Свежий цитрусовый аромат парфюма наполняет воздух, когда он входит в холл. Его взгляд прикован к Хьюсону, и в воздухе повисает неловкое ожидание. Он осторожно протягивает руку и хватает пальчики Хьюсона.
– Привет, дружок.
Хьюсон сжимает его пальцы и радостно пускает слюни. Глаза Кэла увлажняются.
Резкий звук каблуков, стучащих по мраморному полу, заставляет меня застонать.
– Внимание, – шепчу я. – Идет моя бабушка. Она твоя большая поклонница.
Он недоверчиво смотрит на меня, приподняв бровь.
– Лана, дорогая, – говорит бабушка, наклонившись, чтобы поцеловать меня в щеку, кажется, впервые за все время, – вот ты где. А вы, должно быть, мистер Кеннеди. Рада знакомству.
Она протягивает руку, и Кэл пожимает ее, пока я борюсь со жгучим желанием убежать на кухню и смыть ее слюну со своей щеки с каким-нибудь ядреным моющим средством.
– Взаимно, миссис Уильямс.
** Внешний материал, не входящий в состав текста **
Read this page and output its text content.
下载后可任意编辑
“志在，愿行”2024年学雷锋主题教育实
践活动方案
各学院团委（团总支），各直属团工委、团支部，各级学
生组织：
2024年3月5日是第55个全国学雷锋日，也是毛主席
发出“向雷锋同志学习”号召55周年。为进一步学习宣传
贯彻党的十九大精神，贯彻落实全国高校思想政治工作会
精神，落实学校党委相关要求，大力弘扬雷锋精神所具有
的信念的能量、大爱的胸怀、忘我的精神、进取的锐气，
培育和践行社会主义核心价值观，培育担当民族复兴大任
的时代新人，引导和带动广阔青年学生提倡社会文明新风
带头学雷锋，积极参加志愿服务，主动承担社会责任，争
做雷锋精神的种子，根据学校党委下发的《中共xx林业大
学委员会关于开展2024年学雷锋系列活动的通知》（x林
Ваш дом производит впечатление.
Бабушка так широко улыбается, что я начинаю переживать, как бы ее лицо не треснуло. А я смотрю на Кэлвина со все возрастающим беспокойством. Она гладит его по руке.
– Вы слишком добры.
– Спасибо, что приютили Лану и моего сына, – говорит он, глядя на меня как будто с опаской. – Но знайте, впредь я намерен взять заботу о них на себя.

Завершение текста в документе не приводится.